Der MeerKAT-Absorptionslinienatlas
Mit MeerKAT-Daten hat ein internationales Team unter Beteilignug von MPIfR-Forschern den bisher größten Katalog von Radioquellen aus einer Himmelsdurchmusterung zusammengestellt. Dadurch konnten sie den kosmischen Radiodipol messen, einen kosmologischen Effekt, der durch die Bewegung der Erde durch das Universum entsteht und einen wichtigen Test für Theorien der Kosmologie auf den größten Skalen darstellt. Die Messung unterstreicht den Wert der MeerKAT-Daten und zeigt, dass solche empfindlichen Daten äußerst wertvolle Einblicke in den Ursprung des kosmischen Dipoleffekts liefern können.
Ein Teil der Antennen MeerKAT-Radioteleskopnetzwerks in der Karoo-Region in Südafrika. (c) SARAO, Südafrika
Betrachtet man den Himmel bei Radiowellenlängen, sieht man statt der gewohnten Sterne vor allem Galaxien in extrem großer Entfernung. Der Anblick des Radiohimmels bietet einen ungehinderten Einblick in die Entwicklung von Galaxien, Schwarzen Löchern und Gas im Universum und zeigt auch, wie das Universum auf den größten Skalen aussieht. Der „MeerKAT Absorption Line Survey“ (MALS), der auf der herausragenden Empfindlichkeit und Abbildungsgenauigkeit des MeerKAT-Radioteleskopnetzwerks in Südafrika beruht, hat extrem empfindliche Bilder erzeugt, die fast eine Million Radioquellen aus 391 Belichtungen mit dem Teleskop erfassen. Es ist der größte Katalog, der bisher von einer MeerKAT-Durchmusterung erstellt wurde, und einer der wenigen Radiokataloge mit einer Million oder mehr Quellen. Da der Schwerpunkt eher auf der Tiefe der Belichtung als auf der Himmelsabdeckung liegt, konnten viele Quellen zum ersten Mal entdeckt werden.

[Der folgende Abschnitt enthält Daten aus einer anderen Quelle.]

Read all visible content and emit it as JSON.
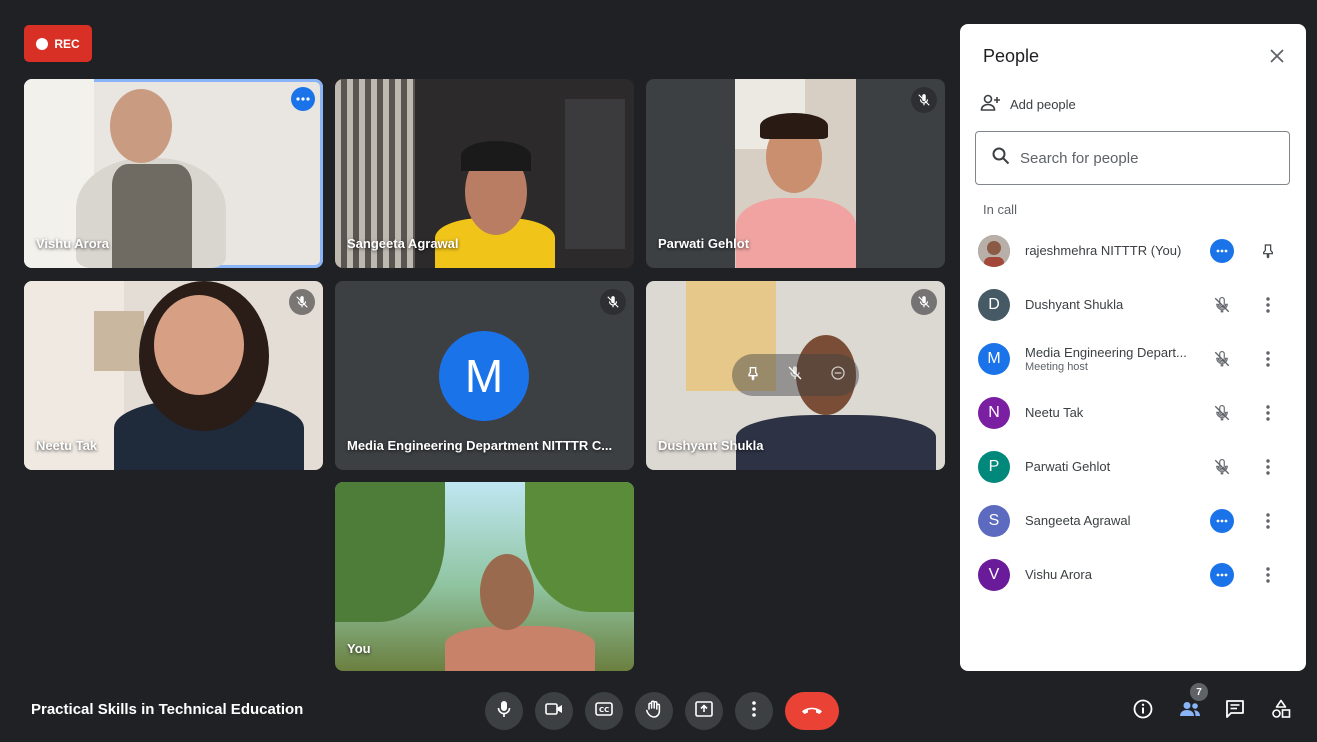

„Die Empfindlichkeit und der Umfang dieses Kontinuumskatalogs sind einzigartig unter den modernen Radiokontinuumsdurchmusterungen. Die Veröffentlichung wird es der Forschergemeinschaft ermöglichen, eine Vielzahl von Fragen zur Entwicklung von Galaxien und des Universums zu beantworten“, sagt Neeraj Gupta, Astronom am „Inter-University Centre for Astronomy and Astrophysics“ (IUCAA) in Indien, der Leiter des MALS-Projekts.
Um aus den großen Mengen an Rohdaten, die von MeerKAT erzeugt werden, diese empfindlichen Bilder zu erhalten, wird beim IUCAA in Indien eine hochentwickelte Verarbeitungspipeline und Datenspeichereinrichtung unterhalten. Die Bilder und Kataloge wurden am Max-Planck-Institut für Radioastronomie (MPIfR) in Deutschland von Jonah Wagenveld, dem Hauptautor der hier vorgestellten Arbeit, weiter analysiert und für die Veröffentlichung vorbereitet. Der umfangreiche Katalog hat es dem MALS-Team ermöglicht, eine Messung des kosmischen Dipols durchzuführen – ein subtiler Effekt, der durch die Bewegung des Sonnensystems durch das Universum verursacht wird. Dieser Effekt führt dazu, dass die Quellen in Richtung dieser Bewegung zahlreicher und in der entgegengesetzten Richtung weniger zahlreich erscheinen, wie in Abb. 1 dargestellt.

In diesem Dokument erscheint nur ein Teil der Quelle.